Вот и Нижний, вокзал, в нем уголок Дивеевского монастыря. Старая монашка продает всякого размера и вида картины, образки старца Серафима. Я дожидаюсь отца, который пошел за билетами на пароход, любуясь множеством Серафимов. На душе хорошо, весело. Выходим с вокзала, нанимаем извозчика, садимся на дрожки с ярко-красной тиковой обивкой и летим по булыжникам к Оке, к пристани. Как все радостно, приятно! Вот и мост. Гулко по мосту стучат подковы нашей бодрой лошади, свежий речной запах охватывает нас, щекочет нервы. Вот и пристани, пароходная «конторка». Вот «Волжская», с золотой звездой на вывеске. Там «Самолет», «Кавказ и Меркурий», «Общ. Надежда» Колчиных и другие. Мы подкатываем к самолетскому. Матрос с бляхой на картузе хватает наши вещи, и мы по сходням спускаемся к «конторке», спешим на пароход… Ах, как славно! Как я счастлив! Через час-два пароход «Поспешный» отваливает, и мы «побежим» «на низ», к Казани. Третий свисток, отваливаем. Среди сотен пароходов, баржей, белян бежим мы мимо красавца Нижнего. Вот и Кремль, старый его собор, губернаторский дом. Шумят колеса, раздаются сигнальные свистки. Миновали Печерский монастырь, и Нижний остался позади. Пошли обедать. Чудесная уха из стерлядей, стерлядь заливная, что-то сладкое. Попили чайку и вышли на палубу. Ветерок такой приятный. Нас то перегоняют, то отстают от парохода волжские чайки; они обычные пароходные спутники. Бежим быстро. Вот и «Работки», первая пристань вниз по Волге. Глинистые берега ее тут похожи на каравай хлебов. Пристали ненадолго. Опять пошли. С палубы не хочется уходить. На носу музыка, едут бродячие музыканты… Татары стали на вечернюю молитву, молятся сосредоточенно, не как мы, походя… Показались Исады, а за ними четырехглавый собор Макария Желтоводского. Здесь была некогда Макарьевская ярмарка. Пристали у Исад; прошли и мимо Макарья. Дело к вечеру. На судах, на караванах зажглись сигнальные огни. По Волге зажглись маяки. Стало прохладно, в морщинах холмов еще лежит снег. Подуло с берега холодком. Пора в каюту, да и спать. Рано утром Казань. Пересядем на бельский пароход — и Камой до Пьяного Бора, потом по Белой до самой Уфы. Утро. Все так радостно, так не похоже на то осеннее путешествие, которое несло с собой столько слез, горя, разлуку. Сейчас весна, скоро встреча с матерью. Моя лошадь, обещано седло. Ах, как будет весело!..

Проснулся в Казани. Наверху, слышно, грузят товар. Поют грузчики свою «пойдет, пойдет». Ухали, опять запевали — так без конца, на несколько часов, пока не выгрузили и не нагрузили пароход вновь.
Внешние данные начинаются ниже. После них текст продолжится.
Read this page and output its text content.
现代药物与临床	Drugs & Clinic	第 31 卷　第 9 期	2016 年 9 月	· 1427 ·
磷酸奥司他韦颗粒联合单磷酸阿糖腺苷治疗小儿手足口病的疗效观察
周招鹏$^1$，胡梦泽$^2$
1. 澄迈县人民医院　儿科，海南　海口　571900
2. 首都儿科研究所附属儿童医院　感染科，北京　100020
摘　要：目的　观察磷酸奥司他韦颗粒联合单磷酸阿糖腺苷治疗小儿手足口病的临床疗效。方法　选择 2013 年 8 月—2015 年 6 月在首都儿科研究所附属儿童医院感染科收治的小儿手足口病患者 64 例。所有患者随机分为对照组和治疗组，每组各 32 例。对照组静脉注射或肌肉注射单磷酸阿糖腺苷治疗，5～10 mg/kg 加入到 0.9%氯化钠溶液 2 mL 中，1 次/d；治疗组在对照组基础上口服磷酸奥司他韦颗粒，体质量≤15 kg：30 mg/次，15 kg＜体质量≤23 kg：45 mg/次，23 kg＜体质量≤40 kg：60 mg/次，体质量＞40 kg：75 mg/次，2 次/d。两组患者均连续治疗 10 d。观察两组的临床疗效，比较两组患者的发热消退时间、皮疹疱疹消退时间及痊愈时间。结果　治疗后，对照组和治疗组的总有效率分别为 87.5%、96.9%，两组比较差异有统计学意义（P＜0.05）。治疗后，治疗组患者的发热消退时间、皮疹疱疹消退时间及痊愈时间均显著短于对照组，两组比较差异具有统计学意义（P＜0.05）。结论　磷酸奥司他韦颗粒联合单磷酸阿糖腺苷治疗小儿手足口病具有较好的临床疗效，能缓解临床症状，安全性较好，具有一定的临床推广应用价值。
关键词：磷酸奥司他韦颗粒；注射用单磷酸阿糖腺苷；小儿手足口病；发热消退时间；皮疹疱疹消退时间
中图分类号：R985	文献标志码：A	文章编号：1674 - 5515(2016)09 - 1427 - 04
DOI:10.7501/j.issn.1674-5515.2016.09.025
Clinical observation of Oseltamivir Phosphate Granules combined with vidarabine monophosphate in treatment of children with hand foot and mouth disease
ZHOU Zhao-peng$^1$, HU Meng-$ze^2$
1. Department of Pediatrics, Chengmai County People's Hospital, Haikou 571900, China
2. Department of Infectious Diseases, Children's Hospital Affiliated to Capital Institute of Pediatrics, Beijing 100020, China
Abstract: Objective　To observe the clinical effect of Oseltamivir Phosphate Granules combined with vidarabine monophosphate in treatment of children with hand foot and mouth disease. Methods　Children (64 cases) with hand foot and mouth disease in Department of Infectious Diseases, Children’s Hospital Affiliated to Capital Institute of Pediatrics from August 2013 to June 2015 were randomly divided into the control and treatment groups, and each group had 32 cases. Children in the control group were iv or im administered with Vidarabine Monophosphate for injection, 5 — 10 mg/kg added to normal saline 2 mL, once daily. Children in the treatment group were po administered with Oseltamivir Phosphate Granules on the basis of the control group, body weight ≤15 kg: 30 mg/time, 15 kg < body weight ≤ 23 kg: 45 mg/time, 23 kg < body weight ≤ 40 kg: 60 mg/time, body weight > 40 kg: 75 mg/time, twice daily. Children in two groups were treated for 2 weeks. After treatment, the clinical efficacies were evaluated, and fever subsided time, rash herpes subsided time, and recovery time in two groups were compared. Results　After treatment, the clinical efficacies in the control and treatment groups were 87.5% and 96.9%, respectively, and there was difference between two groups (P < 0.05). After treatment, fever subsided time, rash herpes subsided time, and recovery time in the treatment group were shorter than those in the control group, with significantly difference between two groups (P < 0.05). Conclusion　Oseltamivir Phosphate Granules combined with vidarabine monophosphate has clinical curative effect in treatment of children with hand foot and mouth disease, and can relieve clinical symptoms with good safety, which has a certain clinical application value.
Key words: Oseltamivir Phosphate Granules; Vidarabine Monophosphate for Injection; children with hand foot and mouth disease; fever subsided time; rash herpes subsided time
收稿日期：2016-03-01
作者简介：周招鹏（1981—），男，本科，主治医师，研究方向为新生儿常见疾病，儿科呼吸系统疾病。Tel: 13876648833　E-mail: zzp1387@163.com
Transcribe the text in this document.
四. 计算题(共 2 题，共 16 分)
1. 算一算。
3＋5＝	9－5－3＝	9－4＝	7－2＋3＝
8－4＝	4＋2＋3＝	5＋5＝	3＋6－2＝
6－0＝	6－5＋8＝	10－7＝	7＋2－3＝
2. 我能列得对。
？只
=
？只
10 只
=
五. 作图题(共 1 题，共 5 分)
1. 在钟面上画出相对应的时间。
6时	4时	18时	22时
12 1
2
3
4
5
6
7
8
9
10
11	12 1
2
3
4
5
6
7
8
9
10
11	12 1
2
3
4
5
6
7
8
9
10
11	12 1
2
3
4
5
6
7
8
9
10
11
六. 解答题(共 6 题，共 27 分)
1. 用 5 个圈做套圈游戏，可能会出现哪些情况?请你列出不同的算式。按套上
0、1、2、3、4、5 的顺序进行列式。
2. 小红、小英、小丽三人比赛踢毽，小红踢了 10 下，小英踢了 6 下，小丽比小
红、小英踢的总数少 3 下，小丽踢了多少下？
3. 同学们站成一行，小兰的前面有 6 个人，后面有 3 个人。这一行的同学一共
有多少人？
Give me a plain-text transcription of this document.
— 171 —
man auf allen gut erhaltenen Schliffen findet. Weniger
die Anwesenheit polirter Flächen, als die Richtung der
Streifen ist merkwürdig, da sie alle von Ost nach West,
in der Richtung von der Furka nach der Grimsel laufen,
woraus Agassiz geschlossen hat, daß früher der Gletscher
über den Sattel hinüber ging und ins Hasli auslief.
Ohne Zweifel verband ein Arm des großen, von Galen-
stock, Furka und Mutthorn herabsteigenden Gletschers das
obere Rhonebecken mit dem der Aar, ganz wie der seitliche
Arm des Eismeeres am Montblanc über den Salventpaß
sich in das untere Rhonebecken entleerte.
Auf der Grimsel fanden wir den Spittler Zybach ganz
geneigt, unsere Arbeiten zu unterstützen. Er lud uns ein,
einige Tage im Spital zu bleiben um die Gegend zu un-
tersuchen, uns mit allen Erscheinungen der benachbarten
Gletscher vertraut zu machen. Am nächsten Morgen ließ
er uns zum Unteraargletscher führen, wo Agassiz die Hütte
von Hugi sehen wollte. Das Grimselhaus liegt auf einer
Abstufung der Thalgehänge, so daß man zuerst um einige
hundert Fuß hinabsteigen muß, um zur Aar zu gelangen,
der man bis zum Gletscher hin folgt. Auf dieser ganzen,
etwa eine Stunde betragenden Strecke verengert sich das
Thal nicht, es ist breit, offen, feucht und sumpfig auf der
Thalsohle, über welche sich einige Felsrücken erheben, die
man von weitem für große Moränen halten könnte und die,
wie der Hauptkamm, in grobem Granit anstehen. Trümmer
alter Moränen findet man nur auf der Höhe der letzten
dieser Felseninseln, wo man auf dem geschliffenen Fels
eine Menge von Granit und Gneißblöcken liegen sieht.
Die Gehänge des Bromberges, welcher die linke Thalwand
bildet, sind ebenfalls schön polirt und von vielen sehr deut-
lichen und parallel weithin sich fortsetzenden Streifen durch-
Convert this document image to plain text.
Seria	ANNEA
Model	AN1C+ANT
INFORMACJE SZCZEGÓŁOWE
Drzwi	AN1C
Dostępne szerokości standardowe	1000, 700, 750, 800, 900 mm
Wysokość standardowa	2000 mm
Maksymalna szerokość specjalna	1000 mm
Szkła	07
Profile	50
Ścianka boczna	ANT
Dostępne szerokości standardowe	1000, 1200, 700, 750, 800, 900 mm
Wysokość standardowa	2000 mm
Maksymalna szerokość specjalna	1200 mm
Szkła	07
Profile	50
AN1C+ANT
Мы пересели на бельский пароход «Михаил» и часа через три отвалили от Казани. Прошли мимо Услона, на горе которого много лет позднее в милой дружественной компании Степанова, Хруслова, С. Иванова лежал я, такой веселый, жизнерадостный. Мы наперерыв болтали, острили. Мы были молоды, перед нами были заманчивые возможности…

Вот и Кама, такая бурная, мятежная, трагичная, не то что матушка Волга, спокойная, величаво-дебелая…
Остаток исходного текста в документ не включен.